Ms Lee, who was abducted as a 16-year-old by Japanese troops, has spent decades advocating for justice for the estimated 200,000 girls and women enslaved at military brothels in the 1930s and 1940s. She spoke from South Korea, via a translator.

During a 16 February roundtable on “Debunking Denialism on the ‘Comfort Woman’ Issue”, organised by the Harvard Asian Pacific American Law Students Association, Ms Lee countered “Contracting for sex in the Pacific War”, a paper set to be published in the March print issue of the International Review of Law and Economics, an Elsevier journal. An online version was posted in December.

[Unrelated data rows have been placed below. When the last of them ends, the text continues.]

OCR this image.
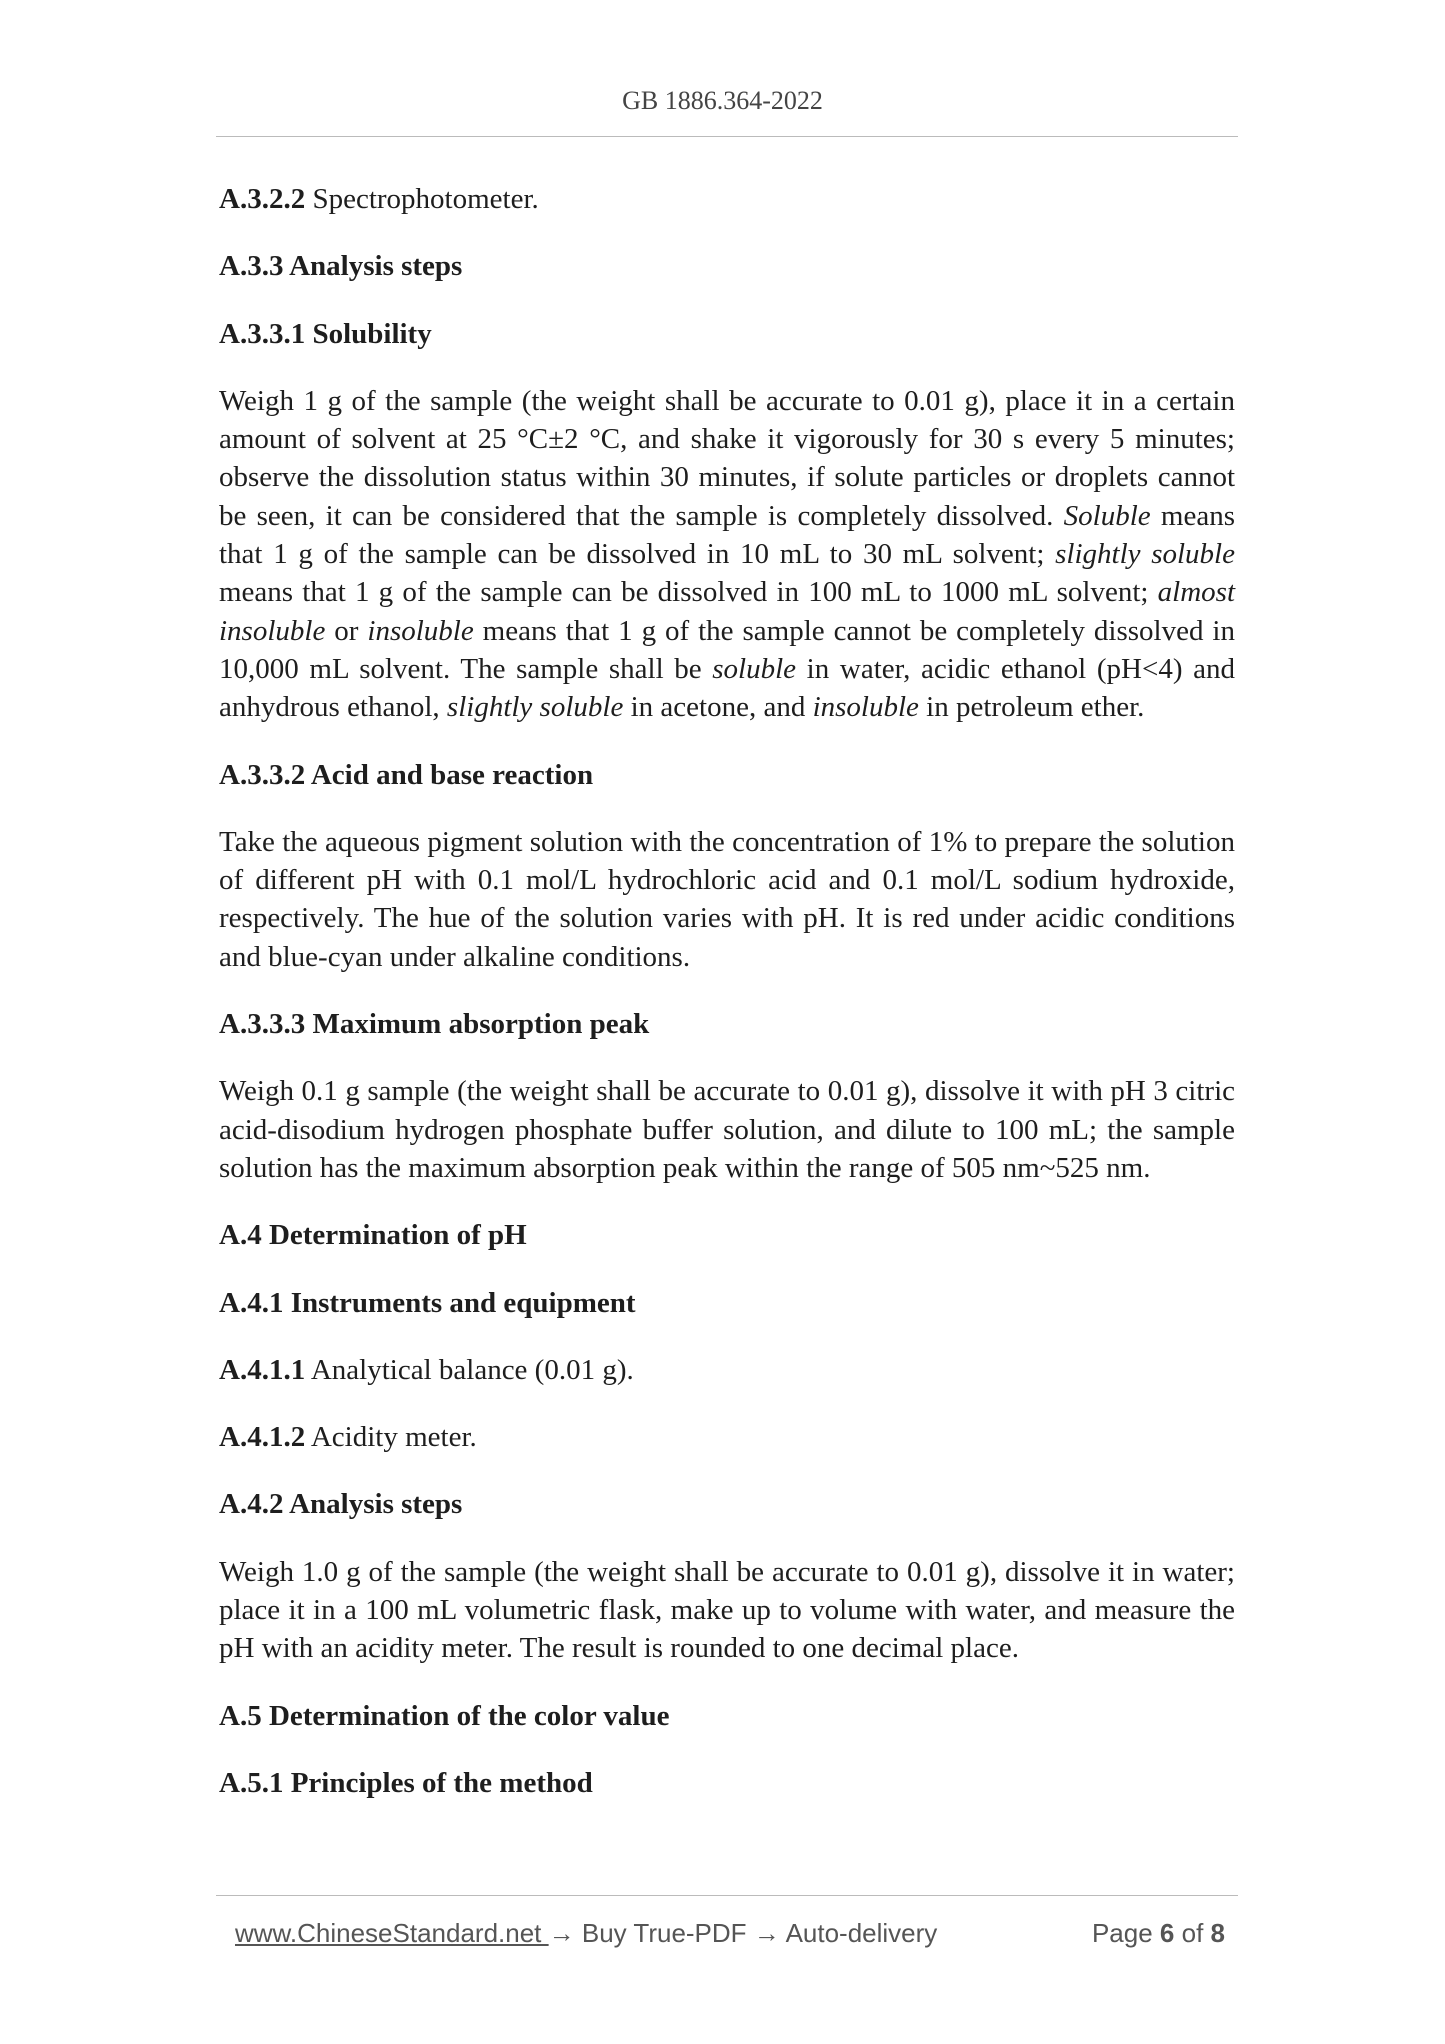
GB 1886.364-2022

A.3.2.2 Spectrophotometer.

A.3.3 Analysis steps

A.3.3.1 Solubility

Weigh 1 g of the sample (the weight shall be accurate to 0.01 g), place it in a certain amount of solvent at 25 °C±2 °C, and shake it vigorously for 30 s every 5 minutes; observe the dissolution status within 30 minutes, if solute particles or droplets cannot be seen, it can be considered that the sample is completely dissolved. Soluble means that 1 g of the sample can be dissolved in 10 mL to 30 mL solvent; slightly soluble means that 1 g of the sample can be dissolved in 100 mL to 1000 mL solvent; almost insoluble or insoluble means that 1 g of the sample cannot be completely dissolved in 10,000 mL solvent. The sample shall be soluble in water, acidic ethanol (pH<4) and anhydrous ethanol, slightly soluble in acetone, and insoluble in petroleum ether.

A.3.3.2 Acid and base reaction

Take the aqueous pigment solution with the concentration of 1% to prepare the solution of different pH with 0.1 mol/L hydrochloric acid and 0.1 mol/L sodium hydroxide, respectively. The hue of the solution varies with pH. It is red under acidic conditions and blue-cyan under alkaline conditions.

A.3.3.3 Maximum absorption peak

Weigh 0.1 g sample (the weight shall be accurate to 0.01 g), dissolve it with pH 3 citric acid-disodium hydrogen phosphate buffer solution, and dilute to 100 mL; the sample solution has the maximum absorption peak within the range of 505 nm~525 nm.

A.4 Determination of pH

A.4.1 Instruments and equipment

A.4.1.1 Analytical balance (0.01 g).

A.4.1.2 Acidity meter.

A.4.2 Analysis steps

Weigh 1.0 g of the sample (the weight shall be accurate to 0.01 g), dissolve it in water; place it in a 100 mL volumetric flask, make up to volume with water, and measure the pH with an acidity meter. The result is rounded to one decimal place.

A.5 Determination of the color value

A.5.1 Principles of the method

www.ChineseStandard.net → Buy True-PDF → Auto-delivery	Page 6 of 8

The author, J. Mark Ramseyer, Mitsubishi professor of Japanese legal studies at Harvard Law School, claims that the comfort women were paid prostitutes and that current discourse obscured “contractual dynamics” and the “straightforward logic” of game theory. His view is that brothel owners and “potential prostitutes” came to financial agreements to give “the prostitute[s] an incentive to exert effort”. He writes that comfort women “demanded a large portion of their pay upfront” and claims that they could have “left early if they generated sufficient revenue”.

In January, he called the history of comfort women an “exaggeration” and “pure fiction” in an opinion article published on a website linked to the Sankei Shimbun, a conservative Japanese newspaper.

The Korean Association of Harvard Law School said in a statement that Professor Ramseyer was using “a revisionist claim that is recycled time and time again by neonationalist figures”.

“Decades’ worth of Korean scholarship, primary sources, and third-party reports challenge this characterisation. None are mentioned, cited, or considered in his arguments,” the association writes.

“We firmly believe that a sincere commitment to academic freedom is inseparable from the obligation of academic integrity as part of a genuine search for truth,” it says. “Upholding these values requires that we shed light on the failings of misleading narratives that omit important voices and obscure critical histories.”

KBS, South Korea’s public broadcaster, aired a report on 16 February about academics, including Professor Ramseyer, whom it alleged were “engaged in comfort-women denialism” and associated with the Japanese right wing.

More than 10,000 scholars and students have signed various petitions and open letters against the claims, according to The Harvard Crimson.

Professor Ramseyer told Times Higher Education that he was “putting together a package of materials relating to these questions”, which may be released in a week or two. He had no further comment.

The International Review of Law and Economics has issued an “expression of concern” about the paper, to “inform readers that concerns have been raised regarding the historical evidence in the article”, and has said it is investigating.

Ms Lee spoke at the Harvard event on the same day that she made a “last, dying wish” to the South Korean president to speak to his Japanese counterpart, and to bring the issue to the International Court of Justice.

Through tears, she told the Harvard students that Professor Ramseyer’s statement might be a “blessing in disguise” for bringing global scrutiny to the issue.

“Now there is this huge controversy,” she said. “A lot of people have become interested in this. It’s a wake-up call, and people should pay attention.”